James Terry Roach

James Terry Roach (February 18, 1960 – January 10, 1986) was the second person to be executed by the state of South Carolina following the 1976 decision by the U.S. Supreme Court reauthorizing the use of capital punishment by the states. He was electrocuted on January 10, 1986, nearly a year to the day following the electrocution of his accomplice, Joseph Carl Shaw on January 11, 1985, at the Central Correctional Institution in Columbia. He was executed at the age of 25 for a crime committed when he was 17 years old.

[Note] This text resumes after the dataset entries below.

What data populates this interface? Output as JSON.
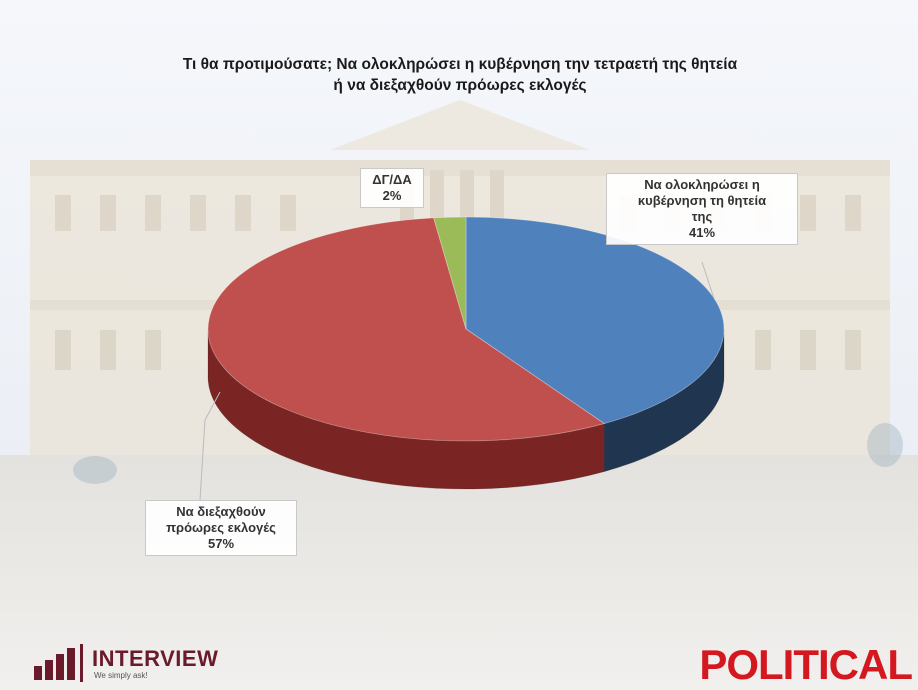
{
  "title_lines": [
    "Τι θα προτιμούσατε; Να ολοκληρώσει η κυβέρνηση την τετραετή της θητεία",
    "ή να διεξαχθούν πρόωρες εκλογές"
  ],
  "chart_data": {
    "type": "pie",
    "title": "Τι θα προτιμούσατε; Να ολοκληρώσει η κυβέρνηση την τετραετή της θητεία ή να διεξαχθούν πρόωρες εκλογές",
    "three_d": true,
    "slices": [
      {
        "label_lines": [
          "Να ολοκληρώσει η",
          "κυβέρνηση τη θητεία",
          "της"
        ],
        "value": 41,
        "value_label": "41%",
        "color": "#4f81bd",
        "side_color": "#1f3550"
      },
      {
        "label_lines": [
          "Να διεξαχθούν",
          "πρόωρες εκλογές"
        ],
        "value": 57,
        "value_label": "57%",
        "color": "#c0504d",
        "side_color": "#7a2523"
      },
      {
        "label_lines": [
          "ΔΓ/ΔΑ"
        ],
        "value": 2,
        "value_label": "2%",
        "color": "#9bbb59",
        "side_color": "#5d7a2a"
      }
    ]
  },
  "brand": {
    "interview_name": "INTERVIEW",
    "interview_tagline": "We simply ask!",
    "political": "POLITICAL",
    "interview_color": "#6a1a2a",
    "political_color": "#d4181f"
  }
}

He was convicted of the rape and murder of a fourteen-year-old girl and the murder of her seventeen-year-old boyfriend. Roach was seventeen years old when he committed the crimes. Evidence presented at the trial showed that Roach was mentally retarded, with an I.Q. between 75 and 80 and that he was probably suffering from Huntington's Chorea. Moreover, the sentencing judge found that Roach was under the influence of Shaw when the crimes were committed. Despite these mitigating factors, the sentencing judge declared that the death penalty was warranted in this case.

The sentence was upheld on appeal by the South Carolina Supreme Court. Several attempts to seek review of the case or to bring a petition of habeas corpus were unsuccessful. The US Supreme Court declined to grant him certiorari or to review the case.

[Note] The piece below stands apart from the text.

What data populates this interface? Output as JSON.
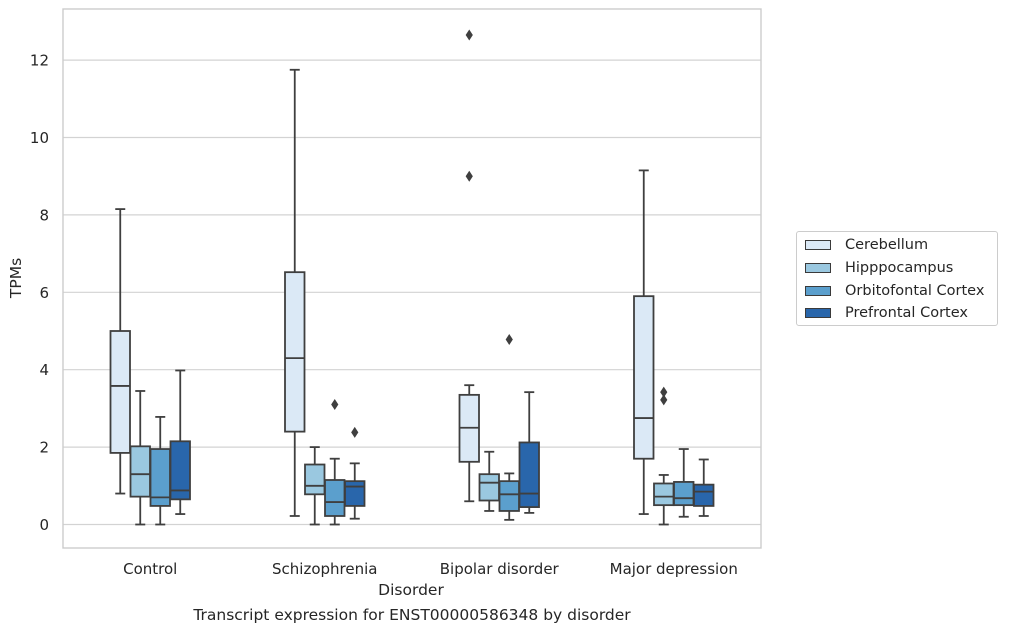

The case of James Terry Roach was brought before the Inter-American Commission on Human Rights, which found by five votes to one that the United States Government had violated Article I (Right to Life) and Article II (right to equality before the law) of the American Declaration of the Rights and Duties of Man in executing James Terry Roach. This was the first time that the United States was found to be in violation with its human rights obligations under the said Declaration.